Opinion: We Need to Stop Using the R-Slur


The symbol of Autism Acceptance month shows the allegience between the neurodivergent and neurotypical community.

April is Autism Acceptance Month, and we should use it as an opportunity to become more educated on Autism Spectrum Disorder.

The goal of Autism Acceptance Month is not to change who people are, but to celebrate what makes them special. According to CDC’s Autism and Development Disabilities Monitoring (ADDM) Network, about one in 54 children has Autism Spectrum Disorder. The spectrum is the term used to describe the broad range of ways autism can present itself amongst people. 

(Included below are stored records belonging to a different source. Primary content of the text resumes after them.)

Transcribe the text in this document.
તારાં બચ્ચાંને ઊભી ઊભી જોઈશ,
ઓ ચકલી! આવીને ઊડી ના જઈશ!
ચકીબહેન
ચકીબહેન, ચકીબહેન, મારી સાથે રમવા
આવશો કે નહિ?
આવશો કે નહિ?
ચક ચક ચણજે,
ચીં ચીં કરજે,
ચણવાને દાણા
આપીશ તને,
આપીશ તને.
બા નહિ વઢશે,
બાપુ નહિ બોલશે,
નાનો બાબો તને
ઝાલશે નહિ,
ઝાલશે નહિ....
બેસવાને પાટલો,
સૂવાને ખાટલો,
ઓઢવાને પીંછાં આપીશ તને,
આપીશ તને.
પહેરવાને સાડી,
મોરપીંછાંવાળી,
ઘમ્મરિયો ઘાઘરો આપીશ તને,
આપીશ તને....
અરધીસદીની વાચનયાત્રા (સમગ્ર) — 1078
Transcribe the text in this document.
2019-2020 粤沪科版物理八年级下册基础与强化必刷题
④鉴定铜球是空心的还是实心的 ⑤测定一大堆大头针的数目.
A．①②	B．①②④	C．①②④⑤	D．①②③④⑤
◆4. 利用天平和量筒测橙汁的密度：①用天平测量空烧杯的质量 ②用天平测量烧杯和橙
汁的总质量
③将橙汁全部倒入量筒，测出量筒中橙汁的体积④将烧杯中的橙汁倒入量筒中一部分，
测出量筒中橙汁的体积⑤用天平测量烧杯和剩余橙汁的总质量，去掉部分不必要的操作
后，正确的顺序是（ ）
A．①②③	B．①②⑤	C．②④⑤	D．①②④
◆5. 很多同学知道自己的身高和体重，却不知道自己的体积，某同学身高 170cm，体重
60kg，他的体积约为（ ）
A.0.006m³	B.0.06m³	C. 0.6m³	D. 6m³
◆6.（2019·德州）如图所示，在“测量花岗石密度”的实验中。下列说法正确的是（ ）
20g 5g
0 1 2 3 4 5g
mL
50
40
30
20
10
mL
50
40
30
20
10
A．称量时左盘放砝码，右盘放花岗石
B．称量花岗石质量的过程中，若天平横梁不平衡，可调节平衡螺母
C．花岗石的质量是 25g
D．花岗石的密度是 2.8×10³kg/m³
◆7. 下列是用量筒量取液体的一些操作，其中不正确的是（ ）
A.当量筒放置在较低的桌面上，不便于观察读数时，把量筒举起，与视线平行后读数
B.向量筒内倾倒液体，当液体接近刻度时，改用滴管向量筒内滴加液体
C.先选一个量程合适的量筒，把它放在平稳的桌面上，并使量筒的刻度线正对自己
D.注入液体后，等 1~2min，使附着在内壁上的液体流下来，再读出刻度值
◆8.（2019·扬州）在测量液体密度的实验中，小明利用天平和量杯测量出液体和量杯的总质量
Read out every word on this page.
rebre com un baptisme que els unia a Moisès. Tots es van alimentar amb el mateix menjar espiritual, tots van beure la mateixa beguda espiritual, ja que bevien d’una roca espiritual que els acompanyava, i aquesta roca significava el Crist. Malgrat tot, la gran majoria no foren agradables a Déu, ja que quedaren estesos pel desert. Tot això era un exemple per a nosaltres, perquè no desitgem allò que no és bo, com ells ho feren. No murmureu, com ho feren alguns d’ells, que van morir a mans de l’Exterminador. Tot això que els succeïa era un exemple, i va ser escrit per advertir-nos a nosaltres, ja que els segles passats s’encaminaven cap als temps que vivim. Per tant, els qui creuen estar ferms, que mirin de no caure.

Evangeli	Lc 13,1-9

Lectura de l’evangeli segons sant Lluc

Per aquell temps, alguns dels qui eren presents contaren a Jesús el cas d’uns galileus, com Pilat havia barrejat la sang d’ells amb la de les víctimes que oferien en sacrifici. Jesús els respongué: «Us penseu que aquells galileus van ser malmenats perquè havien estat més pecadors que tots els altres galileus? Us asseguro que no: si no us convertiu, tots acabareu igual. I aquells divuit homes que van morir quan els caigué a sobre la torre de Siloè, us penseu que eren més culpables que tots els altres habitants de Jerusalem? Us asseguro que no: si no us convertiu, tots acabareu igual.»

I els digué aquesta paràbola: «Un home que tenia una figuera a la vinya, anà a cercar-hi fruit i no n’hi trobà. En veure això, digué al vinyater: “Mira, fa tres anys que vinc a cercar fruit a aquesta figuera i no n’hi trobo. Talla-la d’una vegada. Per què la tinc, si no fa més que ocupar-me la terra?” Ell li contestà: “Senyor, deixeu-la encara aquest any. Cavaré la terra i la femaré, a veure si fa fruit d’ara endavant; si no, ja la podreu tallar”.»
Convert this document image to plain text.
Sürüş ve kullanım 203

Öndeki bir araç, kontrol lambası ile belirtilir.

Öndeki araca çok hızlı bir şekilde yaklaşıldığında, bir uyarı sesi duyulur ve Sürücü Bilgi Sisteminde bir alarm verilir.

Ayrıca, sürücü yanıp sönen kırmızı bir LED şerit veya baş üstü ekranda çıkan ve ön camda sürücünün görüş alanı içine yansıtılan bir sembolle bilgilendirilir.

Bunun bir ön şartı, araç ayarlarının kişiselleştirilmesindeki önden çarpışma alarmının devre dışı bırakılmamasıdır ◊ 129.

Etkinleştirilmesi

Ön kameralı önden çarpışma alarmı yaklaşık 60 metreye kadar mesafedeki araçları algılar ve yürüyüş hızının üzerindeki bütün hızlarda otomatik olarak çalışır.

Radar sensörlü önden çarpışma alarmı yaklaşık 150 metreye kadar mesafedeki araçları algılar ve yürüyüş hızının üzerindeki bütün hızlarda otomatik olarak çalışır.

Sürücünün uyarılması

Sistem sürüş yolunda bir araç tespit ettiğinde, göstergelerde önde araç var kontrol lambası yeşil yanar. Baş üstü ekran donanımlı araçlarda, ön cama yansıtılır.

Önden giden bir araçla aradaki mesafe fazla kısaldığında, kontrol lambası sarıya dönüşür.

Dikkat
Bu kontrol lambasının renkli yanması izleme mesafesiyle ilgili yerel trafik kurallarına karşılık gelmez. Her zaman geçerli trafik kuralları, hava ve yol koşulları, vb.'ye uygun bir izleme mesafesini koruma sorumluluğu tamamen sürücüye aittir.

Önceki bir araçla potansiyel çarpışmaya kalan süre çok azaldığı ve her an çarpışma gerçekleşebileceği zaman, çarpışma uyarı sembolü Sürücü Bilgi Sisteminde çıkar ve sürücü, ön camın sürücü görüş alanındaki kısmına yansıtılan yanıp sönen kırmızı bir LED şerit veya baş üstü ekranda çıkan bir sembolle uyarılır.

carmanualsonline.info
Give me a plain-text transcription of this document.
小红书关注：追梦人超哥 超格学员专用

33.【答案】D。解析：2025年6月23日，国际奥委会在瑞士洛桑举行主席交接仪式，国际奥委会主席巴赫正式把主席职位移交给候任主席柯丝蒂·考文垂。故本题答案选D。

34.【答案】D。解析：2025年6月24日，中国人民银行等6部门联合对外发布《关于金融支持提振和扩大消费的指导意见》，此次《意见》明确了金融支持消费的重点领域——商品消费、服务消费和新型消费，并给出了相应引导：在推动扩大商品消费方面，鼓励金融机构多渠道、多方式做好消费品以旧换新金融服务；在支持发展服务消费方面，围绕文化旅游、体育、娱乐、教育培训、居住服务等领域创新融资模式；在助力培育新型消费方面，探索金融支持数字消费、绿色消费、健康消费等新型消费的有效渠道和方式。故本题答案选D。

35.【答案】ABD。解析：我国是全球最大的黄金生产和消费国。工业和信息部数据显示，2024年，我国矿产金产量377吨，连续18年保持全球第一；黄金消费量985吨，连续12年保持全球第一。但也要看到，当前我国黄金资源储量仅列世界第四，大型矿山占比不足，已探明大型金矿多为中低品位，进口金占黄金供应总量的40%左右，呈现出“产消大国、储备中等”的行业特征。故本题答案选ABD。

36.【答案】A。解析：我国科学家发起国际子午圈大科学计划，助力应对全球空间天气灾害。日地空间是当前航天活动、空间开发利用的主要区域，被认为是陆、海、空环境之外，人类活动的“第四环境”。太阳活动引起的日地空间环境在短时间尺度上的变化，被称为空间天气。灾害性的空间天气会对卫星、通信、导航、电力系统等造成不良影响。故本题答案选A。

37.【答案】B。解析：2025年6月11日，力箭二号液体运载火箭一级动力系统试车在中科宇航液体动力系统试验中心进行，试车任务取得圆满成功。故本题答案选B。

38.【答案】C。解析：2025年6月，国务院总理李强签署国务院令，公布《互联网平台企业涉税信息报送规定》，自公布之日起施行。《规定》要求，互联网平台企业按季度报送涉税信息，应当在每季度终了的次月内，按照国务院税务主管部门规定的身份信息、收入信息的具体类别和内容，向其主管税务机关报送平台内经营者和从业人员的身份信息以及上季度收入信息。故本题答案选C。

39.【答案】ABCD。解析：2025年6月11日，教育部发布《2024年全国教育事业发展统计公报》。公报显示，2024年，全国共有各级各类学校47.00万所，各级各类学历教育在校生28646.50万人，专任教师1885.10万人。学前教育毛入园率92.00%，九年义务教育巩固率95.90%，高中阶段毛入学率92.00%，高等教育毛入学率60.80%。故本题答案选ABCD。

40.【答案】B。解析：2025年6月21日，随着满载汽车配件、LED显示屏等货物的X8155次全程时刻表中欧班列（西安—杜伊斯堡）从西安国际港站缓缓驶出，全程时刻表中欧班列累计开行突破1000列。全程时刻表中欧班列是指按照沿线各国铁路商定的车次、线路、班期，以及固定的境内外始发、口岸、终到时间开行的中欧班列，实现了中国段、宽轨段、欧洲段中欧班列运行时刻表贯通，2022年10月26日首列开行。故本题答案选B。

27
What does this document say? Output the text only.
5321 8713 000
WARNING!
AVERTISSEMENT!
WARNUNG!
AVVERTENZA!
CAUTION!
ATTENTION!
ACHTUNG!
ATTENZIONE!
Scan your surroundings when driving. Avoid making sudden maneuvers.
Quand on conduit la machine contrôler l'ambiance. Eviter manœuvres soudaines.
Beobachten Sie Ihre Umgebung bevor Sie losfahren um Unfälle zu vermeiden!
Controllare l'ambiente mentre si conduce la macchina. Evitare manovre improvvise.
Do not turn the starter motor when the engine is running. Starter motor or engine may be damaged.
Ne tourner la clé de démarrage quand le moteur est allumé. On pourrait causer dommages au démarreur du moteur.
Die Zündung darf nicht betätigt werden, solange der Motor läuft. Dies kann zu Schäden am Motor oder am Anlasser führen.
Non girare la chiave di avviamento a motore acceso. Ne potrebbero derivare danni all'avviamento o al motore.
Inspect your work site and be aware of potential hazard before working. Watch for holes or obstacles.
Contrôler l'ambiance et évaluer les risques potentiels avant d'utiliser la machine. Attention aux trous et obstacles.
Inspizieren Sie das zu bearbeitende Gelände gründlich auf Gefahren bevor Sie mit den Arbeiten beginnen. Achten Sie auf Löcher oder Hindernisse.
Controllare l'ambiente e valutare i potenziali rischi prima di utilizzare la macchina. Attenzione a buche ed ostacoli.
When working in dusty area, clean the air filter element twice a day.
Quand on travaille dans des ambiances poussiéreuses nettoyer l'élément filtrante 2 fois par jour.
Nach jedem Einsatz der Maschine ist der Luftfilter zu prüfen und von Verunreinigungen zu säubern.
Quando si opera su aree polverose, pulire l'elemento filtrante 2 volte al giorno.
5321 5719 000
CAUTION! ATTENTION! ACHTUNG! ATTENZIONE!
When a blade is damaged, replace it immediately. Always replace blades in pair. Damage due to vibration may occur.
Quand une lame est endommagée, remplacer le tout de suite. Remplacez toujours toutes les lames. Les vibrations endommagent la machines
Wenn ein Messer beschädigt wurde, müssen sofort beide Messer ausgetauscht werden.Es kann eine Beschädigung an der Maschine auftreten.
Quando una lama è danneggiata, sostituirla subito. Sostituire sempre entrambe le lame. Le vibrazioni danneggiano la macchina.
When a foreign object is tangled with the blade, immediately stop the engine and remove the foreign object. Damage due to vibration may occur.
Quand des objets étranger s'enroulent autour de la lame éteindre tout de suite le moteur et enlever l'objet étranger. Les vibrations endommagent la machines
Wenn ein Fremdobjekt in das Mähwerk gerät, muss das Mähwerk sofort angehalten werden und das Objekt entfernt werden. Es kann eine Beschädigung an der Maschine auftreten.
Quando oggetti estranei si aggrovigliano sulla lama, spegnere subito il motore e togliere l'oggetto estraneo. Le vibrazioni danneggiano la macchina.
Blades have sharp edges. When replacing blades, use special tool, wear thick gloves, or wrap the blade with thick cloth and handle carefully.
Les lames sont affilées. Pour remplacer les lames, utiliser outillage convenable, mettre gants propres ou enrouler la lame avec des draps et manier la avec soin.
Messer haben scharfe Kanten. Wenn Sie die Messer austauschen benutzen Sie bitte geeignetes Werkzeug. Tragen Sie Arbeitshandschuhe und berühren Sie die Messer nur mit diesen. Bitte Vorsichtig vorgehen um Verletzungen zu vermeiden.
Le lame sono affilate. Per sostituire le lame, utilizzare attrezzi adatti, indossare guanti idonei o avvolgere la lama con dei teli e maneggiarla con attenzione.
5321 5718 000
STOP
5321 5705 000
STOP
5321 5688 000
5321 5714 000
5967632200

Student Services’ Dr. Renea Yates thinks that this month is a time to create positive change at the school. 

“Bringing awareness is important because it helps to educate students and helps to foster empathy. It also helps to reduce any stigma associated with any of the disorders.”

In particular, the desensitization of the “r” slur is a notable issue in society and extremely present in the Benjamin Upper School community. Insensitivity is often due to lack of exposure, so by bringing awareness to the subject, we can hopefully progress and move from hurtful and derogatory language. 

Most people do not even realize why it is offensive. In a recent discussion in one of my classes, someone declared the R-slur isn’t used to be offensive to neurodiverse people, it is just a term to express their frustration with something they deem as “stupid.” 

The Merriam-Webster dictionary defines the word “retarded” as Offensive: slow or limited in intellectual or emotional development.” The negative stereotypes that persist as the use of this word continues is harmful to those with intellectual and developmental disabilities and prolongs incorrect perceptions. 

Though many people may find this important cause trivial in context of the amount of words that are deemed offensive by society, it is important to create an environment that is helpful and supportive for all people. The Pharcyde encourages all Benjamin students to use less hateful speech and speak up when others are saying something offensive. 

“I hope our students take the time to learn about a variety of disorders,” Dr. Yates said. “As I tell my students in AP Psych, individuals with disorders are all around us, they are our brothers, sisters, mothers, fathers. They are our friends, our colleagues, our partners, our employees, It is important to know how best to connect, relate, empathize, support, empower, etc. Awareness makes us better….. better citizens, better humans.”